Our findings suggest the potential for even greater reductions in door-to-reperfusion times associated with the routine use of pre-hospital ECG. In the current analysis, we found no significant association between the length of time between the pre-hospital ECG and hospital arrival and subsequent door-to-drug times, and only a modest reduction in door-to-balloon times. These findings suggest that the information from pre-hospital ECG is not being used in the most effective manner. Increased familiarity with pre-hospital ECG, more efficient transmission of pre-hospital ECG results, and adoption of protocols to prepare hospital personnel for the arrival of STEMI patients may all represent opportunities to realize further improvements in door-to-reperfusion times.
Certain aspects of our analysis also merit further consideration. The NRMI database is voluntary and may not include all STEMI patients admitted to participating hospitals (26). In addition, hospitals participating in the NRMI are not representative of all hospitals in the U.S. and include higher proportions of urban, university-affiliated hospitals (25). Finally, we do not have detailed information about the EMS systems providing services to hospitals enrolled in the NRMI. Accordingly, we do not know how the results of the ECG were transmitted or reported to the emergency department. However, numerous studies have shown that reporting or transmitting the ECG to the emergency department is an integral part of most of the pre-hospital ECG programs (1113,15,16,32,3740).

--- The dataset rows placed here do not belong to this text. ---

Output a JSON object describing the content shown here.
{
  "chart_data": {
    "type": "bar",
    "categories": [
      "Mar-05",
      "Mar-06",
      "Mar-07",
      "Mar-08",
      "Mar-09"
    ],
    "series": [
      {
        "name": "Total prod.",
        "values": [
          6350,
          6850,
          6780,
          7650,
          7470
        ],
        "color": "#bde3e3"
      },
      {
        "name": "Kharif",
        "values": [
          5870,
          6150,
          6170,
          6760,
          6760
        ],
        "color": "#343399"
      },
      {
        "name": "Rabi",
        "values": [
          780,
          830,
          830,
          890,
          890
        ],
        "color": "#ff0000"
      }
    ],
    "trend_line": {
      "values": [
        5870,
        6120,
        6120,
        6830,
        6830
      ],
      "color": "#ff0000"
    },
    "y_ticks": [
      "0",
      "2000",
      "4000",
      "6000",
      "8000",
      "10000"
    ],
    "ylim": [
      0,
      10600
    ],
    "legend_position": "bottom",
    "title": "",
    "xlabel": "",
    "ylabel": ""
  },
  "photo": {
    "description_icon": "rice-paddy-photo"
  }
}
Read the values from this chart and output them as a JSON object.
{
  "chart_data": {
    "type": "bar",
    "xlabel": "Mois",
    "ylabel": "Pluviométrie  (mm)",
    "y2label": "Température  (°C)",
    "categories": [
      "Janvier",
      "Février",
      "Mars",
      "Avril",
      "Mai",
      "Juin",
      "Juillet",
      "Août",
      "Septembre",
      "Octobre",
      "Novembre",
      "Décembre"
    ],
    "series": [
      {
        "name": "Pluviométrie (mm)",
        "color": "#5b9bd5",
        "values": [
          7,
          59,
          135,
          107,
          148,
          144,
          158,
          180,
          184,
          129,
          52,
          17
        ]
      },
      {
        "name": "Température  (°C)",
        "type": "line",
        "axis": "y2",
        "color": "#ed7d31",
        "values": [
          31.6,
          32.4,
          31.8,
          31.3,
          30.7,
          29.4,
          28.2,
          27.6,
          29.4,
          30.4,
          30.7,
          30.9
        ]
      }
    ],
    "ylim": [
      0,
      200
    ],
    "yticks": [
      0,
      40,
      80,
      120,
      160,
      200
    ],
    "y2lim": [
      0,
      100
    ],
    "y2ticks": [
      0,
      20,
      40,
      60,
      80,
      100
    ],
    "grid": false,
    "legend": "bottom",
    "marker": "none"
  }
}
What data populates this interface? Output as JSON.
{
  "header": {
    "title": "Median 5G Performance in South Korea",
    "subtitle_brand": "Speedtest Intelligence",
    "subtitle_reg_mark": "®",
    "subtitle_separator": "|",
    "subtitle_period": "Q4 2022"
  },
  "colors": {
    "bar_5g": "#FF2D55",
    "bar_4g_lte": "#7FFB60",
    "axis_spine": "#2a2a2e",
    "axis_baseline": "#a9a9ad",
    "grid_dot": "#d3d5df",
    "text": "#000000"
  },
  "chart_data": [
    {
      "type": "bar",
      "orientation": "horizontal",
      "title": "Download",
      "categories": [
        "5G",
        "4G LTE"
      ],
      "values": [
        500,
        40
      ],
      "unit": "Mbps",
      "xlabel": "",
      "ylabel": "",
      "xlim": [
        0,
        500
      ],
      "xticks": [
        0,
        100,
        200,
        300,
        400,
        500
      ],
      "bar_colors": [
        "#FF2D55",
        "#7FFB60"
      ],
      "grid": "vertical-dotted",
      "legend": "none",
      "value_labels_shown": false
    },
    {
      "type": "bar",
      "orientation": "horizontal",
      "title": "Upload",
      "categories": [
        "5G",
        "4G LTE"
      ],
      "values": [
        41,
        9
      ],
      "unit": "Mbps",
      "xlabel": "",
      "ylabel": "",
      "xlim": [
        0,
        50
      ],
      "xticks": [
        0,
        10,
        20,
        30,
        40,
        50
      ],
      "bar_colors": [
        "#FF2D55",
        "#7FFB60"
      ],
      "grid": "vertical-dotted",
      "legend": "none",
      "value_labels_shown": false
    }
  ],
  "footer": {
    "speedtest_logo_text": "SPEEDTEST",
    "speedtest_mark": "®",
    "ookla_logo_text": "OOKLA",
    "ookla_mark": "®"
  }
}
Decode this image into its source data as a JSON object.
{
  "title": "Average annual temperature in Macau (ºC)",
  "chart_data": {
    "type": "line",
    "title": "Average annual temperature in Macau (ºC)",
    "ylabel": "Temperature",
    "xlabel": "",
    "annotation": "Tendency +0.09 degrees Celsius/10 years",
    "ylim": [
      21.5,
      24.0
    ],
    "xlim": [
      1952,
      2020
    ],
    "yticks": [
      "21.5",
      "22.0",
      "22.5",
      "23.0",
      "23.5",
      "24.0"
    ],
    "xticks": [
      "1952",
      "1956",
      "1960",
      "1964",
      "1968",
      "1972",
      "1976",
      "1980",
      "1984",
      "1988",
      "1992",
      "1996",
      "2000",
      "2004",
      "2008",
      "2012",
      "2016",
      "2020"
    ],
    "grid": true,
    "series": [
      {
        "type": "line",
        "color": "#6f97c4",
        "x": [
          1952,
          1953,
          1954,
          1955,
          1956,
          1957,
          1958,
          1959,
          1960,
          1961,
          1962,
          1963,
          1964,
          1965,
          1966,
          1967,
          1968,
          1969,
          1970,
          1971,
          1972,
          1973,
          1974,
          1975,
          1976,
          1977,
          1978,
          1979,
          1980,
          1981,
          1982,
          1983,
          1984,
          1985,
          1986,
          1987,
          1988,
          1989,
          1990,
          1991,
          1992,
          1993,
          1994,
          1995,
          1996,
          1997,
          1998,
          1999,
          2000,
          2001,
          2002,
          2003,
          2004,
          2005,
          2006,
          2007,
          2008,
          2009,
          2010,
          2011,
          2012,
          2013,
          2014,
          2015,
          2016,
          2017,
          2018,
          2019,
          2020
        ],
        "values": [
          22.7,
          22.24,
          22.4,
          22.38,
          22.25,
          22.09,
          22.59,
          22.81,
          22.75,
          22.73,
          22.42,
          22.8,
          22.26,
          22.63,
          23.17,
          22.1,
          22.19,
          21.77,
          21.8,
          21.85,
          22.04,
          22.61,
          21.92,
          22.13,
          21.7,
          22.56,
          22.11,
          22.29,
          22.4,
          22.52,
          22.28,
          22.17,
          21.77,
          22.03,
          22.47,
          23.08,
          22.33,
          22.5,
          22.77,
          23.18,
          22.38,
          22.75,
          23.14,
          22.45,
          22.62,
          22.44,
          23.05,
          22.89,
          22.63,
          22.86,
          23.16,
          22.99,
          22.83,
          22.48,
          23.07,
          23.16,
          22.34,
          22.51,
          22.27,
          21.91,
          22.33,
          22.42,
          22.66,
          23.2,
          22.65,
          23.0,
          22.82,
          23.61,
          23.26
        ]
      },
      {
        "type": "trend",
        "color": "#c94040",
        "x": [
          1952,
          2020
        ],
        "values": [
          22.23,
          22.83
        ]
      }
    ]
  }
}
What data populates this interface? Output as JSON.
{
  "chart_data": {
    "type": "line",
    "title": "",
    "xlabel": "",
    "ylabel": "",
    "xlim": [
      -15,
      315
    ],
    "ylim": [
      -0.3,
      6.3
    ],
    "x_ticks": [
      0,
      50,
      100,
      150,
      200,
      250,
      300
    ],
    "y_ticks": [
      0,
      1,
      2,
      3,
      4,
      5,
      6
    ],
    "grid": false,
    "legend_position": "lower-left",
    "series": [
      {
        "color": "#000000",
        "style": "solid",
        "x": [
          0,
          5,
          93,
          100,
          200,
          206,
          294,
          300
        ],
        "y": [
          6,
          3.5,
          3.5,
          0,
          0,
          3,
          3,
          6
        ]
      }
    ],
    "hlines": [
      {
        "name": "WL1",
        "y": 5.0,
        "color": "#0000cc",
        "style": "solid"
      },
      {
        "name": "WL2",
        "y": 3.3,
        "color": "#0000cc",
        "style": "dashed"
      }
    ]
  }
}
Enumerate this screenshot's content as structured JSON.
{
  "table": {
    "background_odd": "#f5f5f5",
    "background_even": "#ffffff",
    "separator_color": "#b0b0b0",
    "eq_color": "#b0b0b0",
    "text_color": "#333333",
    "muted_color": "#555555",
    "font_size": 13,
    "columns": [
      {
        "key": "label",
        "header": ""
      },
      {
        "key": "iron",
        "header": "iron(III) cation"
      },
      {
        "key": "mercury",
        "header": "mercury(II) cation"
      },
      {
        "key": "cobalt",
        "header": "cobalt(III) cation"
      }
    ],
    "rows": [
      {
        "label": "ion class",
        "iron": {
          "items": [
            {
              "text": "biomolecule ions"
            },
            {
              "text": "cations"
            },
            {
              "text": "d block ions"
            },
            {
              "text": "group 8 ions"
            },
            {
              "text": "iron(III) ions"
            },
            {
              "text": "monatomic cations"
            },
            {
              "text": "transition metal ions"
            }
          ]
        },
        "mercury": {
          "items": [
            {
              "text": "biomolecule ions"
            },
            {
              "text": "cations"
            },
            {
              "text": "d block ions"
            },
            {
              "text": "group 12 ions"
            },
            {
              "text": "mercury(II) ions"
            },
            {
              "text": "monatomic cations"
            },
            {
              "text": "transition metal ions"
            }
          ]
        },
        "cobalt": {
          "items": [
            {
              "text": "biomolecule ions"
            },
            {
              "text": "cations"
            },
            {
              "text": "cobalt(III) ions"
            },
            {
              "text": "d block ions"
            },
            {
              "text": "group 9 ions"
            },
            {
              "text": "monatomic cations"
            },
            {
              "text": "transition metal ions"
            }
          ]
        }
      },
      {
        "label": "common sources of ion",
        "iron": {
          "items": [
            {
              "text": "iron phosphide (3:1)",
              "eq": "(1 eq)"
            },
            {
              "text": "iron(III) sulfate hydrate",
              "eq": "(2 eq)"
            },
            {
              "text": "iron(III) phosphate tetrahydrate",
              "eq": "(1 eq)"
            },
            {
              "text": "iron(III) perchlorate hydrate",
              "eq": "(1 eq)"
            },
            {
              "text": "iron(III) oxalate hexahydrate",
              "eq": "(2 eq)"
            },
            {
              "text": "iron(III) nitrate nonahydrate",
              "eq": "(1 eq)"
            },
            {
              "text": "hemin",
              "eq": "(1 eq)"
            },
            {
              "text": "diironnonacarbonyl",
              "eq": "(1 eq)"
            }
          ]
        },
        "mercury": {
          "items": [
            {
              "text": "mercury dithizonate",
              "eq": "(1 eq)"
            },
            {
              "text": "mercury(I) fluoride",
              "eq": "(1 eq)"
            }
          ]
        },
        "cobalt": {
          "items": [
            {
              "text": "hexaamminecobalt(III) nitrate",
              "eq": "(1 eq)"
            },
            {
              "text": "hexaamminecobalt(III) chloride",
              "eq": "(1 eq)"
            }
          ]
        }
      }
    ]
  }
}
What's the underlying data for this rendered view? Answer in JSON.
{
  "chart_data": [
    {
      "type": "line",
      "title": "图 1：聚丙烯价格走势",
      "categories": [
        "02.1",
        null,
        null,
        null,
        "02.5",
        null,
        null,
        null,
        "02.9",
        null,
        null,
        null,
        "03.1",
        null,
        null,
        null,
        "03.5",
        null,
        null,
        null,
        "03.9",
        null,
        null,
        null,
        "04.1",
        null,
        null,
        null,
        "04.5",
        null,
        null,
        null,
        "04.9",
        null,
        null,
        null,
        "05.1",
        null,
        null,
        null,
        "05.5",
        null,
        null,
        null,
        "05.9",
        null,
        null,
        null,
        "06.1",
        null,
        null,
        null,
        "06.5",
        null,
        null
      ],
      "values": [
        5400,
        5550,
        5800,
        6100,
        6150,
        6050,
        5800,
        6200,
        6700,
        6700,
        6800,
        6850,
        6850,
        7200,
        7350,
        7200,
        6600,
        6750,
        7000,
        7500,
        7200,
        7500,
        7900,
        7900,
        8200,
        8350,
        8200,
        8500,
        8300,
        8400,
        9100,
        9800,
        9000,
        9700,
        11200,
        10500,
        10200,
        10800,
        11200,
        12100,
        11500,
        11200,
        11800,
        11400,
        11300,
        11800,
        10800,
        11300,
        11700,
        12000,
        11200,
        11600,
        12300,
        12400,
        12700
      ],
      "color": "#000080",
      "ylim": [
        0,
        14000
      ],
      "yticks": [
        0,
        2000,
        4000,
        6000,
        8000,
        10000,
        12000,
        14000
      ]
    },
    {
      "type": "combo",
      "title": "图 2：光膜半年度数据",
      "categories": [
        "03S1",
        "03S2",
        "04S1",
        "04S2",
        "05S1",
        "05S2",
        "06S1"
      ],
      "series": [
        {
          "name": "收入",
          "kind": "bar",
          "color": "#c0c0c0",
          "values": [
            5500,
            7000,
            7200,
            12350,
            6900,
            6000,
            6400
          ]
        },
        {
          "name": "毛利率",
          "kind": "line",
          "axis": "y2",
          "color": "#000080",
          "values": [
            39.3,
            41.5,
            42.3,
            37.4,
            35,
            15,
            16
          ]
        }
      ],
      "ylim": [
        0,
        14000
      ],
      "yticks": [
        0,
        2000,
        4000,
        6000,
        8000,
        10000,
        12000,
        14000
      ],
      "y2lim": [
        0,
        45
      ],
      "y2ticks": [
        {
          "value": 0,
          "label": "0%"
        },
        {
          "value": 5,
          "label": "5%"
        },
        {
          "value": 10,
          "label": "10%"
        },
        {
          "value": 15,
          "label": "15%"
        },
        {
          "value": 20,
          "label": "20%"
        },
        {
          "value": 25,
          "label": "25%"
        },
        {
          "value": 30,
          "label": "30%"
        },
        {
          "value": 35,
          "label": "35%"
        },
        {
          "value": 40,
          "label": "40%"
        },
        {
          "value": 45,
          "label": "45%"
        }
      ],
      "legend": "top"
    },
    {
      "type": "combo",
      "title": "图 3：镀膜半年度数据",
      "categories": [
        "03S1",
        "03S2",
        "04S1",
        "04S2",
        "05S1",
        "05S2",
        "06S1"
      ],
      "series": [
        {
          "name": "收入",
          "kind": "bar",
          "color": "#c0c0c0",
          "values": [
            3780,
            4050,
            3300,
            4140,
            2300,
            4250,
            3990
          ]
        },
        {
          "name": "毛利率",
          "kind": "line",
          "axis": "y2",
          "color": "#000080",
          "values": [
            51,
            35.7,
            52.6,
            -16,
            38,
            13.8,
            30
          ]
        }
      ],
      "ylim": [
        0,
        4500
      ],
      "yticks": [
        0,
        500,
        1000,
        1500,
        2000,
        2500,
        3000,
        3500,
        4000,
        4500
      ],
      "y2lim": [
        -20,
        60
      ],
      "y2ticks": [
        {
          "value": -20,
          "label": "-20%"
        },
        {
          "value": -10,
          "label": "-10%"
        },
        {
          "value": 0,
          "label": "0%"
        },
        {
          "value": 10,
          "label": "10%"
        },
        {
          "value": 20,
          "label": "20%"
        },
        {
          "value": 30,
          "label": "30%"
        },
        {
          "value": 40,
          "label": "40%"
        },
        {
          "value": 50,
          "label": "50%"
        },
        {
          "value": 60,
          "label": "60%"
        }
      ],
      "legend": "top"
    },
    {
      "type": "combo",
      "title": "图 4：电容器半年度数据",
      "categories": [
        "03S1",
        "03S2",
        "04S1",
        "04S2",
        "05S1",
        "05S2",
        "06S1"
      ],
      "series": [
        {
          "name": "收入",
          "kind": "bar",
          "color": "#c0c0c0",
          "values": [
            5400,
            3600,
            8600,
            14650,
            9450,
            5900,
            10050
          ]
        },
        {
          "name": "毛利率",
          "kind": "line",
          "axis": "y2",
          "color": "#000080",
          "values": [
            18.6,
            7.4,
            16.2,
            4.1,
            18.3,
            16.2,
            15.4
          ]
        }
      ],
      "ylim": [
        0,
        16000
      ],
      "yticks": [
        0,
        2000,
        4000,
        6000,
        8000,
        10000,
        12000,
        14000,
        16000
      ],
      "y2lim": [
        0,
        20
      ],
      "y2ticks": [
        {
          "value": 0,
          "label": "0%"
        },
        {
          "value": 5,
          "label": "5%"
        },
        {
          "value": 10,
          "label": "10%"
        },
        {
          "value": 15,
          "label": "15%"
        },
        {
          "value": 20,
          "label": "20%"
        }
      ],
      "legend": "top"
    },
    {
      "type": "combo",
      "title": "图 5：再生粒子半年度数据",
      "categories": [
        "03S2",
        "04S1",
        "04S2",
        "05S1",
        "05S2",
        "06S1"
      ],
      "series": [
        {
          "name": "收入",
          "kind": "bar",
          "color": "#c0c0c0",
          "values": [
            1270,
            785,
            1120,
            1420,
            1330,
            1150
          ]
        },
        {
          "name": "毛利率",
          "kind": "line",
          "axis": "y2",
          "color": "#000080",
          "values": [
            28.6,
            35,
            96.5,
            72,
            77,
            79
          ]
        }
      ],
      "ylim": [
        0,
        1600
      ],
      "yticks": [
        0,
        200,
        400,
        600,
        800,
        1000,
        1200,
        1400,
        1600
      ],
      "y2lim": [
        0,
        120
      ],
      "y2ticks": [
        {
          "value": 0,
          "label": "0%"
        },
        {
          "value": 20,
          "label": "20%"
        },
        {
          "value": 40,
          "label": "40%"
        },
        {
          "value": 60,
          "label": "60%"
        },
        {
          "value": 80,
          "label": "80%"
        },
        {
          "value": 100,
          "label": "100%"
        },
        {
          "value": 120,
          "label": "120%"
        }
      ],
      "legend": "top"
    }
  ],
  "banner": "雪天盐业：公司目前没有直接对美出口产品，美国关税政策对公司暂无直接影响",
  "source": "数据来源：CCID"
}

Despite nationally accepted quality standards of 30 min for door-to-drug and 90 min for door-to-balloon, many patients do not receive reperfusion therapy within the recommended timeframes (49). Increased use of pre-hospital ECG has the potential to reduce time to treatment in that it is associated with substantially shorter door-to-drug and door-to-balloon times. Our findings suggest, however, that pre-hospital ECG is used infrequently, and when used, the information it provides is not being effectively translated into action. Although implementing a pre-hospital ECG strategy requires a significant investment of time, education, and cost, we believe that further efforts to increase the use of pre-hospital ECG, in conjunction with the development of strategies to use this information more effectively could lead to dramatic system-wide reductions in time to reperfusion and ultimately reductions in morbidity and mortality for AMI patients.